Google Settles Competition Case in France from the New York Times reports Google has settled with the French anti-trust authorities today.
There is an update to this story below.
The settlement requires Google to give three month notification to some advertisers, for some ads, prior to rejecting them from displaying on AdWords section of the Google search results. It is unclear if Google only has to give French advertisers this 3 month extension and it is unclear to which ads this does or does not apply to exactly. The NY Times does say that this law only applies in France for “tools aimed at helping drivers avoid speed traps.” However, Google promised to apply the “principle of improvements and clarifications made in implementing these [France] commitments” globally. So it may result in Google giving advertisers more notice and specifics on which ads would be rejected and why.

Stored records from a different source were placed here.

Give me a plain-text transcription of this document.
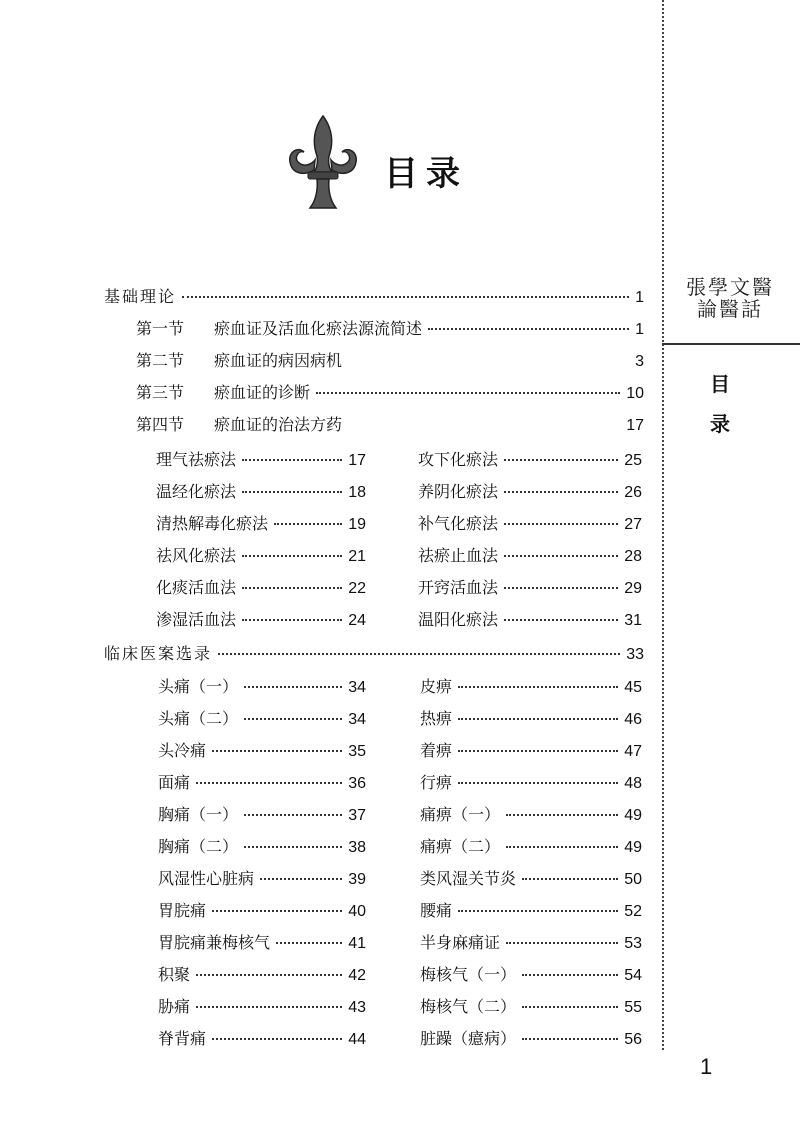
目录
張學文醫論醫話
目
录
基础理论	1
第一节 瘀血证及活血化瘀法源流简述	1
第二节 瘀血证的病因病机	3
第三节 瘀血证的诊断	10
第四节 瘀血证的治法方药	17
理气祛瘀法	17
温经化瘀法	18
清热解毒化瘀法	19
祛风化瘀法	21
化痰活血法	22
渗湿活血法	24
攻下化瘀法	25
养阴化瘀法	26
补气化瘀法	27
祛瘀止血法	28
开窍活血法	29
温阳化瘀法	31
临床医案选录	33
头痛（一）	34
头痛（二）	34
头冷痛	35
面痛	36
胸痛（一）	37
胸痛（二）	38
风湿性心脏病	39
胃脘痛	40
胃脘痛兼梅核气	41
积聚	42
胁痛	43
脊背痛	44
皮痹	45
热痹	46
着痹	47
行痹	48
痛痹（一）	49
痛痹（二）	49
类风湿关节炎	50
腰痛	52
半身麻痛证	53
梅核气（一）	54
梅核气（二）	55
脏躁（癔病）	56
1
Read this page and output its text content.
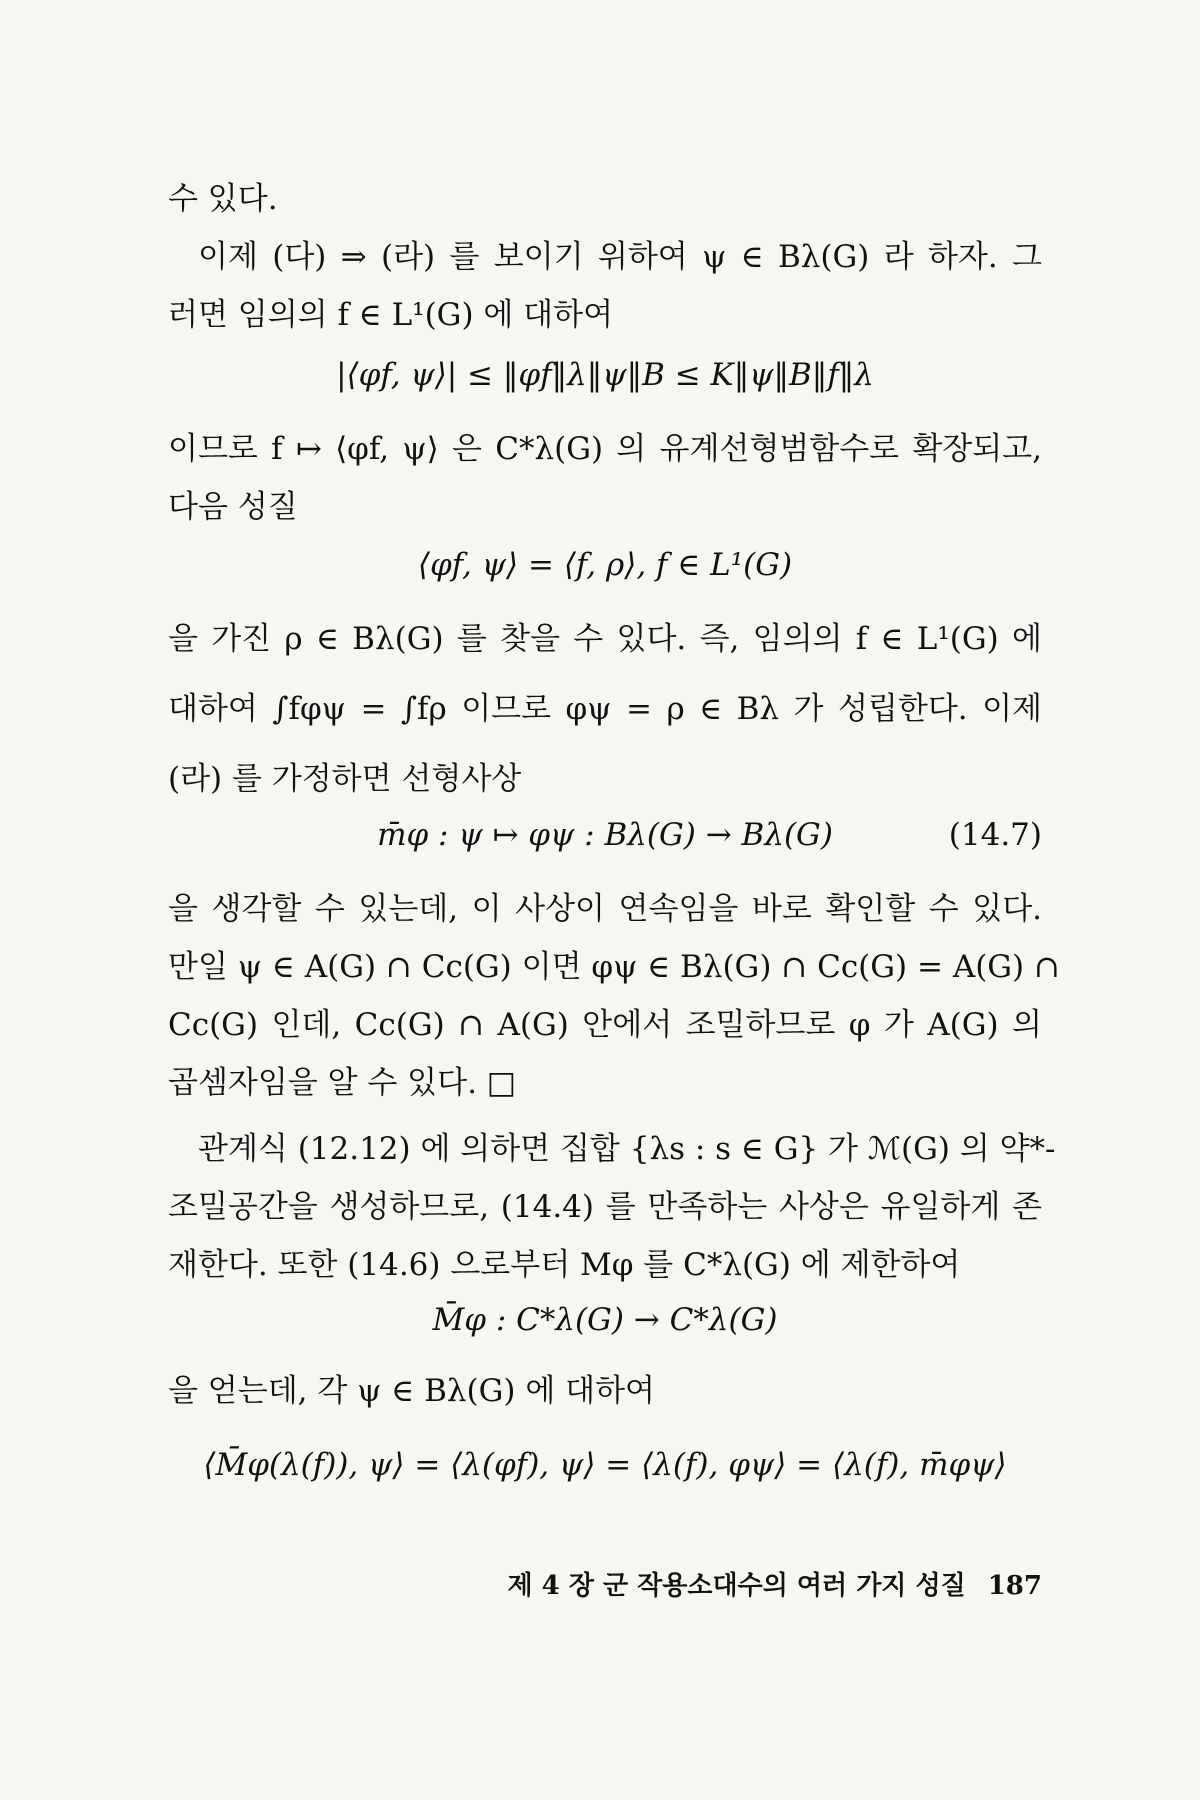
수 있다.
이제 (다) ⇒ (라) 를 보이기 위하여 ψ ∈ Bλ(G) 라 하자. 그
러면 임의의 f ∈ L¹(G) 에 대하여
|⟨φf, ψ⟩| ≤ ‖φf‖λ‖ψ‖B ≤ K‖ψ‖B‖f‖λ
이므로 f ↦ ⟨φf, ψ⟩ 은 C*λ(G) 의 유계선형범함수로 확장되고,
다음 성질
⟨φf, ψ⟩ = ⟨f, ρ⟩, f ∈ L¹(G)
을 가진 ρ ∈ Bλ(G) 를 찾을 수 있다. 즉, 임의의 f ∈ L¹(G) 에
대하여 ∫fφψ = ∫fρ 이므로 φψ = ρ ∈ Bλ 가 성립한다. 이제
(라) 를 가정하면 선형사상
m̄φ : ψ ↦ φψ : Bλ(G) → Bλ(G)	(14.7)
을 생각할 수 있는데, 이 사상이 연속임을 바로 확인할 수 있다.
만일 ψ ∈ A(G) ∩ Cc(G) 이면 φψ ∈ Bλ(G) ∩ Cc(G) = A(G) ∩
Cc(G) 인데, Cc(G) ∩ A(G) 안에서 조밀하므로 φ 가 A(G) 의
곱셈자임을 알 수 있다. □
관계식 (12.12) 에 의하면 집합 {λs : s ∈ G} 가 ℳ(G) 의 약*-
조밀공간을 생성하므로, (14.4) 를 만족하는 사상은 유일하게 존
재한다. 또한 (14.6) 으로부터 Mφ 를 C*λ(G) 에 제한하여
M̄φ : C*λ(G) → C*λ(G)
을 얻는데, 각 ψ ∈ Bλ(G) 에 대하여
⟨M̄φ(λ(f)), ψ⟩ = ⟨λ(φf), ψ⟩ = ⟨λ(f), φψ⟩ = ⟨λ(f), m̄φψ⟩
제 4 장 군 작용소대수의 여러 가지 성질 187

In June we covered this anti-trust case, where complainant Navx said Google was abusing “its dominant position in the internet advertising market when it barred a location data company from using its AdWords service.” It turns out the court ruled Google was not abusive and they had “no finding of dominance or monopoly abuse” by the company.
“This is a monumental event, because the French competition authority got Google to modify its contractual rules on a worldwide basis,” said Ron Soffer, a lawyer for NavX.
We hope to clarify what exactly will be changing worldwide with Google’s ad policies. I can see Google instituting grace periods for some ads, while explicitly detailing which ads or categories of ads do not get these grace period.
More coverage of this news can be found at Techmeme.
Postscript: I have received word from Google that they do not plan on making any changes to their AdWords policies globally, and have no plans on giving a 3 month grace period of any time. Google told me that the only thing they are changing is their rules about advertising products that have to do with software showing the location of speed cameras and radar detectors. It is legal in France and Google has updated their policies to allow for it.
The FCA has said that software showing the location of speed cameras and radar detectors is legal in France, clarifying what was previously a gray area. We have revised our ads policy for these products, which has helped resolve the NavX complaint. At the same time, the FCA has recognized Google’s right to set clear content policies that guarantee ads are appropriate. In its decision to close this case, the FCA made no finding of dominance or monopoly abuse.
Regarding this specific settlement, Google told me:
This agreement and the commitments we have made are very narrow. They deal only with ads for traffic devices in France. Nothing else. That said, we are always looking for ways to improve our AdWords services for the benefit of users and advertisers.